Location
- Kayaria-Ramjanpur Hat Road Kalkini Madaripur, 7920 Bangladesh
- Coordinates: 22°59′50″N 90°16′59″E﻿ / ﻿22.99729°N 90.283082°E

Information
- Motto: শিক্ষাই আলো
- Established: 1968
- School board: Dhaka Education Board
- School district: Madaripur
- School number: DEB 110665
- Headmaster: Lal Miah Jomadar
- Grades: 6-10
- Gender: Girls and boys
- Website: deb110665.dhakaeducationboard.gov.bd

= Kayaria Eidgah Secondary School =

Kayaria Eidgah Secondary School is a secondary school in Kayaria Union, Kalkini Upazila, Madaripur District, Bangladesh. The school is a government-registered high school under the Board of Intermediate and Secondary Education, Dhaka.

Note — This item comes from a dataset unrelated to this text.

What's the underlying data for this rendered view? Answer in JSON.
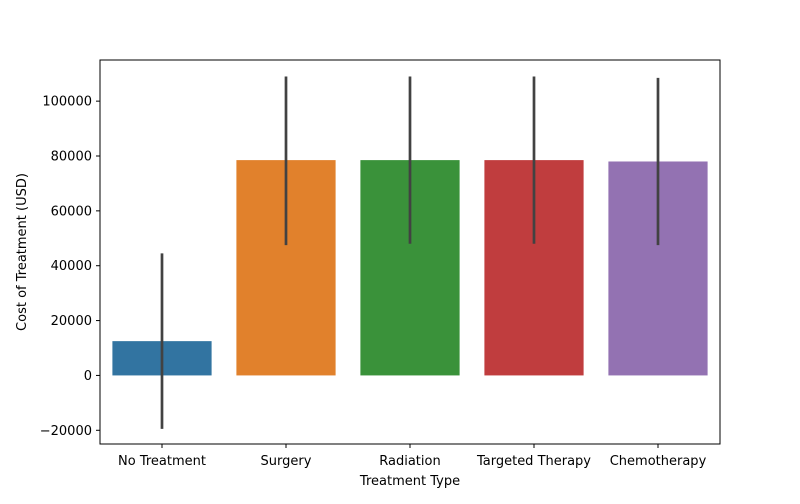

The EIIN number of the school is 110665. The geographical coordinates of the school's location are 23°4'31.79" North, 90°13'36.53" East.

The school was established for educating the female population of Kayaria Union, and is the oldest school in Kayaria Union Council. The Union previously had establishments for secondary education, but girls were not permitted to attend. The people of the village contributed to the development of the school by supplying funding and building materials.

Students in 6th to 8th grade who graduate are required to take the Junior School Certificate (JSC). Students in 10th grade take the Secondary School Certificate. Departments of the school include Science, Arts (Humanities) and Business Studies (Commerce).